Nevertheless, I think that Norris, as confident as he is about the ministry of the Spirit, makes an important caveat – not everyone is healed in his book, and it is not because of a lack of faith. Unlike some proponents faith healing, Norris leaves room for the mysterious providence of God to heal, or not heal, at God’s discretion.

Even if we don’t come down where he is, Norris prompts evangelicals to ask good questions – and old questions – that surge during times of revival. What can we expect from the Holy Spirit, not just in theory, but in practice, on an everyday basis? What does it mean to “walk by,” “live by,” and “keep in step with” the Spirit (Gal. 5), in the midst of our routines? Chad Norris has answers; so should we.

I’d be interested in reading recommendations on this topic in the comments section. Who are the best authors on the ministry of the Holy Spirit in the church? Thanks!

This post is part of a Patheos Book Club discussion of Chad Norris’s book.

  • http://geezeronthequad.com Dave Swartz

    Hi Thomas,

    Haven’t laid hands (no pun intended but it’s not bad) on your book on the First Great Awakening but want to. It had far more impact than often given credit. Here are a few books. You can also find them in my review of Chad’s book in the book club section.

    Power Healing – John Wimber. Better than his other one, Power Evangelism

    When the Spirit Comes With Power – John White. White was a missionary in South America for IFES. He pioneered much of their work and was a genuine prophet to evangelicals during his time. He was also a psychiatrist who got involved in the early Vineyard movement in Canada.

    Fear No Evil – David Watson. Watson was a charismatic evangelical Anglican in England and a peer of Wimber’s. This chronicles his thoughts on healing as he died, with some suffering, from cancer. Very moving. His titles, I Believe in the Church and I Believe in Evangelism (all part of a sadly forgotten “I Believe” series on Eerdmans) are worth checking out to see good expressions of how charismatic theology fleshes out in other areas of church life. While they had theier struggles, the charismatic Anglicans of the 60′s, 70′s and 80′s got a lot of things right without the American weirdness.

    • https://twitter.com/#!/ThomasSKidd Thomas Kidd

      thanks, Dave, for these suggestions. Very helpful!

  • Brian Franklin

    Wayne Grudem has some great work on spiritual gifts – http://www.waynegrudem.com/category/media/books/

  • http://www.SaintLewisMusic.com/ Shannon Lewis

    Probably the best book I’ve ever read on all of this is Sam Storms “A Beginner’s Guide to the Spiritual Gifts”

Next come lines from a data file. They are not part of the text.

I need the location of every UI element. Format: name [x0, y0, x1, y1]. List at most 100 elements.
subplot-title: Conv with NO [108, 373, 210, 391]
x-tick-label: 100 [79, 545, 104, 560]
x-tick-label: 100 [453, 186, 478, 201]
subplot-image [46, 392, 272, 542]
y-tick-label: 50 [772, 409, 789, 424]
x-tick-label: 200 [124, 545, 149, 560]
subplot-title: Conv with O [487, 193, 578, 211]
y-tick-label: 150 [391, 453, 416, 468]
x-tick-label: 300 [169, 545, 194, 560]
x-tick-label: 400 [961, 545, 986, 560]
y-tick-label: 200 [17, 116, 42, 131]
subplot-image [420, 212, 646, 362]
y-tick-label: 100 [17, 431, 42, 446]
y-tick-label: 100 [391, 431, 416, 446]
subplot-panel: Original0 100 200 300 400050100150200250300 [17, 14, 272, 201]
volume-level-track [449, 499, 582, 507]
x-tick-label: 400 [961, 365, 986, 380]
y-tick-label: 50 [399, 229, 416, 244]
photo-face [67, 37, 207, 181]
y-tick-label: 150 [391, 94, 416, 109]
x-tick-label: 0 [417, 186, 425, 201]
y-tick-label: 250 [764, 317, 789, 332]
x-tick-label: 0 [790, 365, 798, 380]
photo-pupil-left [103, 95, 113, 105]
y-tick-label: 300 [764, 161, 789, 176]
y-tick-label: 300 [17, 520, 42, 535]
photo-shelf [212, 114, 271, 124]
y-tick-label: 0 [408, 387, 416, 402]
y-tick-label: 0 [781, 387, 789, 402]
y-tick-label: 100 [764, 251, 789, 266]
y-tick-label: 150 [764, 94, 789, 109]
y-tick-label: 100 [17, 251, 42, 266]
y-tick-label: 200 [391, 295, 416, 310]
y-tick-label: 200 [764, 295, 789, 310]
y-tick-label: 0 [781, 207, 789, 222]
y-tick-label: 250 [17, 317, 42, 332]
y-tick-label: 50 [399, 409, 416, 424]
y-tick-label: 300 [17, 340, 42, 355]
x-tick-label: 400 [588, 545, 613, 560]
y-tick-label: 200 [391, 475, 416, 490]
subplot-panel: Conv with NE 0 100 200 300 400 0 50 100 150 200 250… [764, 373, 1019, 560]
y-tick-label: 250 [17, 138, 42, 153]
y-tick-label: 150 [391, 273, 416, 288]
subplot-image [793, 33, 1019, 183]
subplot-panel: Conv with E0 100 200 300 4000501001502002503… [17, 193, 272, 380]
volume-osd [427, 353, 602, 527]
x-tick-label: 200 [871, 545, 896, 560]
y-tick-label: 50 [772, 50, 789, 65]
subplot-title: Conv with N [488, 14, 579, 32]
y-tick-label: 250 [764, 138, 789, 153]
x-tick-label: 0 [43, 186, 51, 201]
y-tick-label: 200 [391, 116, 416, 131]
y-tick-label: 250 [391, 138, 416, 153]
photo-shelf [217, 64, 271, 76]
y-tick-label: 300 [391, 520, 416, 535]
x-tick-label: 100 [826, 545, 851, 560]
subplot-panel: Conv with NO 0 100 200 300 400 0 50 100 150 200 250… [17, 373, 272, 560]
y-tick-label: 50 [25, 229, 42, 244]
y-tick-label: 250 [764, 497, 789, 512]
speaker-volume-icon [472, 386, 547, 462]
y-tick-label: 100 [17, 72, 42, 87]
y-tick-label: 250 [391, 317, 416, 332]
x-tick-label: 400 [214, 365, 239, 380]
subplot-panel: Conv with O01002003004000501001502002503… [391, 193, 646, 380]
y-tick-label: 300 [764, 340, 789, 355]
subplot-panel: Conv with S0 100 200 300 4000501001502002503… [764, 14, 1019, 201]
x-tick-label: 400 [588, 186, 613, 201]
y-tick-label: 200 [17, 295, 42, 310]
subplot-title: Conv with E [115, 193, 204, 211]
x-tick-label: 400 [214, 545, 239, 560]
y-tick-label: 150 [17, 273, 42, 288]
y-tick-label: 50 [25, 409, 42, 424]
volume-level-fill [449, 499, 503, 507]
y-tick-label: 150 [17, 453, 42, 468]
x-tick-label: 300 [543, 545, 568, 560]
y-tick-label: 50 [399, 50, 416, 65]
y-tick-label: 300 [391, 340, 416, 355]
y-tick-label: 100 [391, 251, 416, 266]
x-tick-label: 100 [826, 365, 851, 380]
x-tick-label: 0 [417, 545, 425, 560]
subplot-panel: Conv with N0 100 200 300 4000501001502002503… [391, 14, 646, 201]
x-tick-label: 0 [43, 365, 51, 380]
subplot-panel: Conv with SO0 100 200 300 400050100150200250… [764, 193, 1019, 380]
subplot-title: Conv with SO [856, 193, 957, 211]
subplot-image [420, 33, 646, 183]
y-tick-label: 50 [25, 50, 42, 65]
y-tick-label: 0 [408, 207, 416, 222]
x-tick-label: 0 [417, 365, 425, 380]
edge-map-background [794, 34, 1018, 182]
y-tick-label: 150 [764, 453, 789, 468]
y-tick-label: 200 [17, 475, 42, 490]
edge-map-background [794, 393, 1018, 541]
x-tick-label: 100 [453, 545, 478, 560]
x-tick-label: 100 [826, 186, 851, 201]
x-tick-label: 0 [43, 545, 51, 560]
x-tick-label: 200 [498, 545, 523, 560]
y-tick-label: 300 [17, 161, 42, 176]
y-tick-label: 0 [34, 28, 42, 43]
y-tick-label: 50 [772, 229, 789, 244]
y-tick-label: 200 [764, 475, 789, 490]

    • https://twitter.com/#!/ThomasSKidd Thomas Kidd

      thanks, Brian and Shannon – I noticed that Storms recently joined Twitter @Samuel_Storms

  • John Williamson Stringfellow

    I like all of Dave Swartz’s recommendations. The single best book I have read on this subject, however, is called “Miracle Work” by Jordan Seng. It is just about to come out with IVP and is singularly impressive. The author is whipsmart — UChicago PhD in Political Science with a Kennedy School postdoc — but also warm, compassionate, funny and full of great stories. Now a pastor in Hawaii, his book is equal parts teaching and narrative…lots of great stories with rich. biblical teaching undergirding them.